# Multithreaded matrix multiplication in Rust – Part I

This will be a fairly short post. I’m labeling this Part I as I’m hoping to give a more full report once I see this work through. It would be good to get some feedback and more eyes on this in the mean time though! Lots of credit to bluss here – he provided an awesome library and lots of support (and code to steal) for this work.

Recently I implemented blussmatrixmultiply in rusty-machine . Matrixmultiply is an awesome, lightweight library that provides fast, native implementations of matrix multiplication in Rust.

The gains were pretty huge (up to 10x improvements on my naive implementation) and this inspired me to see if we could get even better by using multithreading.

Parallelizing matrix multiplication isn’t easy and there are a few different approaches. For now I have been playing around with a pretty simple divide and conquer implementation. The idea is that we find the largest dimension and if it is greater than some threshold we split the matrix along it and repeat recursively on the two new halves. Once we are below the threshold we perform our usual matrix multiplication. The algorithm is summarized nicely here . I’m using rayon to achieve the parallelism.

Initial results are looking pretty good!

``test linalg::matrix::mat_mul_128_100        ... bench:     213,072 ns/iter (+/- 47,042) test linalg::matrix::mat_paramul_128_100    ... bench:     270,320 ns/ iter (+/- 167,244) test linalg::matrix::mat_mul_128_1000       ... bench:   1,996,190 ns/iter (+/- 66,789) test linalg::matrix::mat_paramul_128_1000   ... bench:   1,253,315 ns/iter (+/- 1,715,936) test linalg::matrix::mat_mul_128_10000      ... bench:  21,215,542 ns/iter (+/- 793,933) test linalg::matrix::mat_paramul_128_10000  ... bench:  11,659,379 ns/iter (+/- 2,533,431) test linalg::matrix::mat_mul_128_100000     ... bench: 211,979,455 ns/iter (+/- 13,750,261) test linalg::matrix::mat_paramul_128_100000 ... bench: 112,330,287 ns/iter (+/- 4,083,264) ``

For comparison, here is the old implementation:

``test linalg::matrix::mat_mul_128_100        ... bench:   2,078,298 ns/iter (+/- 132,209) test linalg::matrix::mat_mul_128_1000       ... bench:  20,901,834 ns/iter (+/- 576,653) test linalg::matrix::mat_mul_128_10000      ... bench: 228,113,515 ns/iter (+/- 2,512,868) test linalg::matrix::mat_mul_128_100000     ... bench: too damn long /iter (+/- ____) ``

If requested I’ll try to add some benchmarks for parallel BLAS.

This was run on my pretty average laptop with 4 cores. The implementation is still basic and so there is some overhead that can be removed quite easily.

### What next?

First I’m going to try trimming off some of this overhead. In the process I’ll hopefully make some of the code a little safer to use. I’ve had to break a couple rules to get this implementation up and running (allowing cloning of mutable raw pointers, and `Sync` / `Send` ing them too…).

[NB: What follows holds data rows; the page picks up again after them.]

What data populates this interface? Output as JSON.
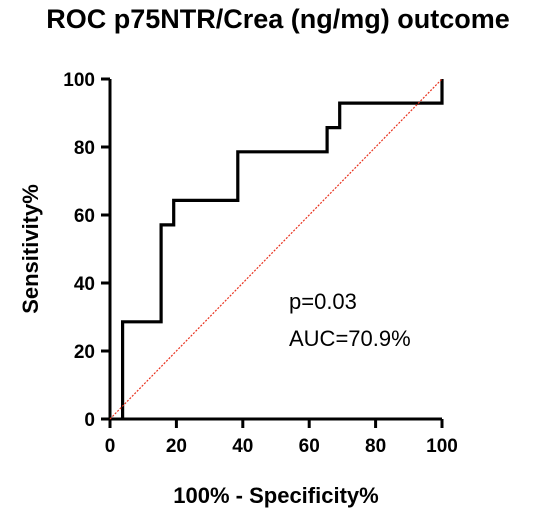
{
  "chart_data": {
    "type": "line",
    "title": "ROC p75NTR/Crea (ng/mg) outcome",
    "xlabel": "100% - Specificity%",
    "ylabel": "Sensitivity%",
    "xlim": [
      0,
      100
    ],
    "ylim": [
      0,
      100
    ],
    "x_ticks": [
      0,
      20,
      40,
      60,
      80,
      100
    ],
    "y_ticks": [
      0,
      20,
      40,
      60,
      80,
      100
    ],
    "grid": false,
    "series": [
      {
        "type": "step",
        "color": "#000000",
        "points": [
          [
            3.8,
            0
          ],
          [
            3.8,
            28.6
          ],
          [
            15.4,
            28.6
          ],
          [
            15.4,
            57.1
          ],
          [
            19.2,
            57.1
          ],
          [
            19.2,
            64.3
          ],
          [
            38.5,
            64.3
          ],
          [
            38.5,
            78.6
          ],
          [
            65.4,
            78.6
          ],
          [
            65.4,
            85.7
          ],
          [
            69.2,
            85.7
          ],
          [
            69.2,
            92.9
          ],
          [
            100,
            92.9
          ],
          [
            100,
            100
          ]
        ]
      },
      {
        "type": "reference",
        "color": "#e8321e",
        "points": [
          [
            0,
            0
          ],
          [
            100,
            100
          ]
        ]
      }
    ],
    "annotations": [
      "p=0.03",
      "AUC=70.9%"
    ]
  }
}
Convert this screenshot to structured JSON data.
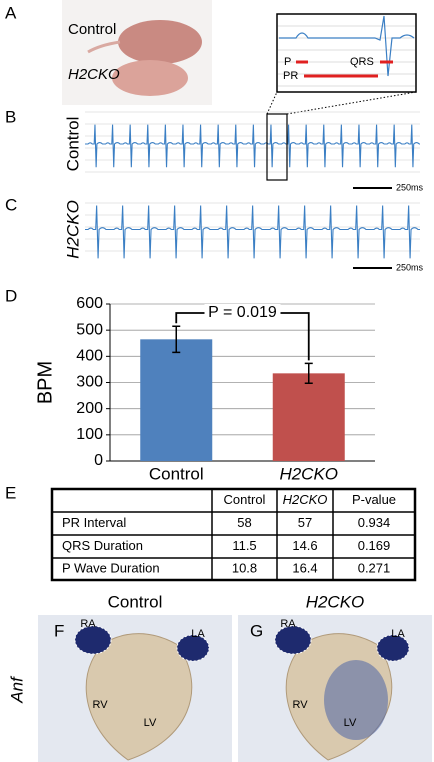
{
  "panel_labels": [
    "A",
    "B",
    "C",
    "D",
    "E",
    "F",
    "G"
  ],
  "photo": {
    "control_label": "Control",
    "mutant_label": "H2CKO"
  },
  "inset": {
    "p_label": "P",
    "qrs_label": "QRS",
    "pr_label": "PR"
  },
  "ecg": [
    {
      "label": "Control",
      "scale": "250ms"
    },
    {
      "label": "H2CKO",
      "scale": "250ms"
    }
  ],
  "chart_data": {
    "type": "bar",
    "categories": [
      "Control",
      "H2CKO"
    ],
    "values": [
      465,
      335
    ],
    "errors": [
      50,
      38
    ],
    "colors": [
      "#4f81bd",
      "#c0504d"
    ],
    "ylabel": "BPM",
    "ylim": [
      0,
      600
    ],
    "yticks": [
      0,
      100,
      200,
      300,
      400,
      500,
      600
    ],
    "grid": true,
    "annotation": "P = 0.019"
  },
  "table": {
    "columns": [
      "Control",
      "H2CKO",
      "P-value"
    ],
    "rows": [
      [
        "PR Interval",
        58,
        57,
        0.934
      ],
      [
        "QRS Duration",
        11.5,
        14.6,
        0.169
      ],
      [
        "P Wave Duration",
        10.8,
        16.4,
        0.271
      ]
    ]
  },
  "histology": {
    "gene": "Anf",
    "panels": [
      {
        "title": "Control",
        "regions": [
          "RA",
          "LA",
          "RV",
          "LV"
        ]
      },
      {
        "title": "H2CKO",
        "regions": [
          "RA",
          "LA",
          "RV",
          "LV"
        ]
      }
    ]
  }
}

I’ll also take a deeper look at the matrixmultiply library to see if we can introduce the BLIS multithreading – this may give us better performance.

After this I’m going to see if I can optimize some of the other native linear algebra within rusty-machine . Starting with inverses (probably). This won’t be included as part of this series of posts.